Kansas City Southern, through its auxiliaries, engages in the freight rail transportation business. It operates north/south rail route between Kansas City, Missouri, and various ports along the Gulf of Mexico in Alabama, Louisiana, Mississippi, and Texas in the midwest and southeast regions of the United States.

Varian Medical Systems, Inc. (NYSE:VAR)s shares declined -4.07% to $75.30.

Varian Medical Systems (VAR) is announcing that it anticipates to report lower earnings for fiscal year 2015 than was formerly guided in its earnings report for the third quarter of the fiscal year. The company now anticipates non-GAAP net earnings will be about $4.29 per diluted share and that GAAP net earnings will be about $4.09 per diluted share. The company continues to expect that revenues for the year will grow by about 2 percent, or 6 percent on a constant currency basis. These preliminary results are subject to revision due to the completion of the companys financial closing procedures, final adjustments and other developments that may arise between the date of this press release and the time that the company reports its full fiscal year results on October 28, 2015.

Oncology Systems fourth quarter gross orders are predictable to be equal with the strong preceding year period and up about 5 percent in constant currency. For fiscal year 2015, Oncology gross orders are predictable to be equal with the preceding year, and up 6 percent in constant currency. Contrast to the corresponding preceding year periods, Imaging Components gross orders are predictable to decline by about 30 percent for the fourth quarter and by about 16 percent for the fiscal year. Imaging Components sells almost exclusively in dollars. The fourth quarter results should also comprise proton gross orders totaling about $140 million for three centers. The year-ending backlog for the company is predictable to be $3.5 billion, up 10 percent from the year-ago period.
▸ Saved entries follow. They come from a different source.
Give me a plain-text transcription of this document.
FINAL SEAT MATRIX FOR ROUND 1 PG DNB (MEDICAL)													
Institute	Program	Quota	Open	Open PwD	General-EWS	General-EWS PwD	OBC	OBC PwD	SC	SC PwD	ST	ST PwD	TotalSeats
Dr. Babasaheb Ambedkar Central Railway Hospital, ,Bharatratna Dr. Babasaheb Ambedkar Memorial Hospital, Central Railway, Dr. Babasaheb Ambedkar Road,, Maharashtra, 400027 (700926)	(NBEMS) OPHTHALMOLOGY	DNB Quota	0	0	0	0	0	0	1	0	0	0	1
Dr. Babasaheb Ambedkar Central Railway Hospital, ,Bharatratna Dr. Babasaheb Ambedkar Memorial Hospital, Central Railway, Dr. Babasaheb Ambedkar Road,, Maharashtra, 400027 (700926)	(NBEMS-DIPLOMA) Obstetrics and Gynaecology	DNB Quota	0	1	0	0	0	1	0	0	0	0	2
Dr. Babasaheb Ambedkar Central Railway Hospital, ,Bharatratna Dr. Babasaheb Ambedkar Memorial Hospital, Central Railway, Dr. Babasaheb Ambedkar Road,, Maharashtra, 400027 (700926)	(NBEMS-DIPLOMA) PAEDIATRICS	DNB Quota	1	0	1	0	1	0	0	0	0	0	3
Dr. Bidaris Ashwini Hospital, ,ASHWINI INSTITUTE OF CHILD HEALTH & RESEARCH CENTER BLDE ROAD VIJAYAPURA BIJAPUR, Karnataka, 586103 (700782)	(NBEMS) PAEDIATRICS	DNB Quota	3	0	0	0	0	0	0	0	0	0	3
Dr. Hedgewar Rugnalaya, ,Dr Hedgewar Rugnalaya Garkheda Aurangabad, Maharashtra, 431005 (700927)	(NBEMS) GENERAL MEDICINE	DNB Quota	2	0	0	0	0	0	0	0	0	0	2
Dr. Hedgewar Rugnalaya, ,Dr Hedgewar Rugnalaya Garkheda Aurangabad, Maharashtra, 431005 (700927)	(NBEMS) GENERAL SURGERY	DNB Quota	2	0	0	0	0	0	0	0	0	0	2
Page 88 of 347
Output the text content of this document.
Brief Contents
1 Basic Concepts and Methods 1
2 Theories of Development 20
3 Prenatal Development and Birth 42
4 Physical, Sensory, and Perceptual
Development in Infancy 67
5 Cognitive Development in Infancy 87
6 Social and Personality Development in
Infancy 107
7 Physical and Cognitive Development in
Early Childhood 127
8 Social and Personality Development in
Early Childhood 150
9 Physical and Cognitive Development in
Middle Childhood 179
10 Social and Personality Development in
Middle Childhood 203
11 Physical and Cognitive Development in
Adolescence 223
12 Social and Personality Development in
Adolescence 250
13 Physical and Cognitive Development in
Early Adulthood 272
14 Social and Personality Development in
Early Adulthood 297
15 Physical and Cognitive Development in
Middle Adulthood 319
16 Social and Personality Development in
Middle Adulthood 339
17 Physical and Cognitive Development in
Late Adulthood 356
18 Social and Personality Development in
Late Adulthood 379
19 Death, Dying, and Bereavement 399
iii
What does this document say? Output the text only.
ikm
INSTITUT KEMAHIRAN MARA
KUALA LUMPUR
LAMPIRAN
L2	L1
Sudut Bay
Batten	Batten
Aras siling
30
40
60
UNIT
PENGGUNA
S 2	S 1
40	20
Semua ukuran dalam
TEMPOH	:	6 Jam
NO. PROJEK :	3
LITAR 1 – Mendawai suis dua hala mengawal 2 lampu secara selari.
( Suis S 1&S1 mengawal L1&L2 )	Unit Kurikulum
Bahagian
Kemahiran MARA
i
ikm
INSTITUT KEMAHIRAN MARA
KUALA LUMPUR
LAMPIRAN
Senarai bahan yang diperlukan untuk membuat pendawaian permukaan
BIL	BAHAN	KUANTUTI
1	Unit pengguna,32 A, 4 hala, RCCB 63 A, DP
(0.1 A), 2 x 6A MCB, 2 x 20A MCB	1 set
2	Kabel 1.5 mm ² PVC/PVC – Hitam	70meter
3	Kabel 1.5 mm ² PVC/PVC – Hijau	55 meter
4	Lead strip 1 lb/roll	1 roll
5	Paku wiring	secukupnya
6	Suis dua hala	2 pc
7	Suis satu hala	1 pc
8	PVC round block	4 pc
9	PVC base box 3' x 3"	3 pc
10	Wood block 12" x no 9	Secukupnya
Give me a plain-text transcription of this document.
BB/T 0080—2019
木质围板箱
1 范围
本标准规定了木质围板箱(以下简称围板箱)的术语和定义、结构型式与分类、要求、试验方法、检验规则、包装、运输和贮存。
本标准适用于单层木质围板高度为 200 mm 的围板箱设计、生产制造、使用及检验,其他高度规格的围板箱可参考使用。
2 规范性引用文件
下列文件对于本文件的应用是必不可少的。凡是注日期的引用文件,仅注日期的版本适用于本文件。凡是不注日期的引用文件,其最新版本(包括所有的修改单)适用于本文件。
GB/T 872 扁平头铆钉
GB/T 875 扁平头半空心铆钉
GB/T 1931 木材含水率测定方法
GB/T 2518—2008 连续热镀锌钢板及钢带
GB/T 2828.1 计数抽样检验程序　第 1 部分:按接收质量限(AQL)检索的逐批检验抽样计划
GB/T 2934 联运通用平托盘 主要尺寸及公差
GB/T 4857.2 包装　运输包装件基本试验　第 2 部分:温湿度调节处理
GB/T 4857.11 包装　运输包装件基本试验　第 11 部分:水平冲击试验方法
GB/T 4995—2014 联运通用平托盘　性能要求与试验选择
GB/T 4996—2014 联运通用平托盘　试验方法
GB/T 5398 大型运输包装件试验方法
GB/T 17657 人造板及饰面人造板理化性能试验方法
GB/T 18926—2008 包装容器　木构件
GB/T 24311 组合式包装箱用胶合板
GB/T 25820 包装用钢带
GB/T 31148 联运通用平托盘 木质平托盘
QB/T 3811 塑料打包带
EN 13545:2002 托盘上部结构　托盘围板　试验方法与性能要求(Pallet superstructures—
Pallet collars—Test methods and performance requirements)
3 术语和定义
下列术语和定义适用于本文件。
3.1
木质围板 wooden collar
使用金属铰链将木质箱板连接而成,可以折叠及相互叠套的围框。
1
With the orders growth in the Oncology and Proton businesses partially offset by ongoing challenges in the Imaging Components business, the company anticipates revenues for fiscal year 2016 to grow in the range of 4 to 5 percent on a stated basis. The companys non-GAAP net earnings for fiscal year 2016 should be in the range of $4.45 to $4.55 per diluted share. The company will start to report non-GAAP results in the fourth quarter of fiscal year 2015.

Varian Medical Systems, Inc. designs, manufactures, sells, and services medical devices and software products for treating cancer and other medical conditions in the United States. The company operates in two segments, Oncology Systems and Imaging Components. The Oncology Systems segment provides hardware and software products for treating cancer with radiotherapy, stereotactic radiotherapy, stereotactic body radiotherapy, stereotactic radiosurgery, and brachytherapy.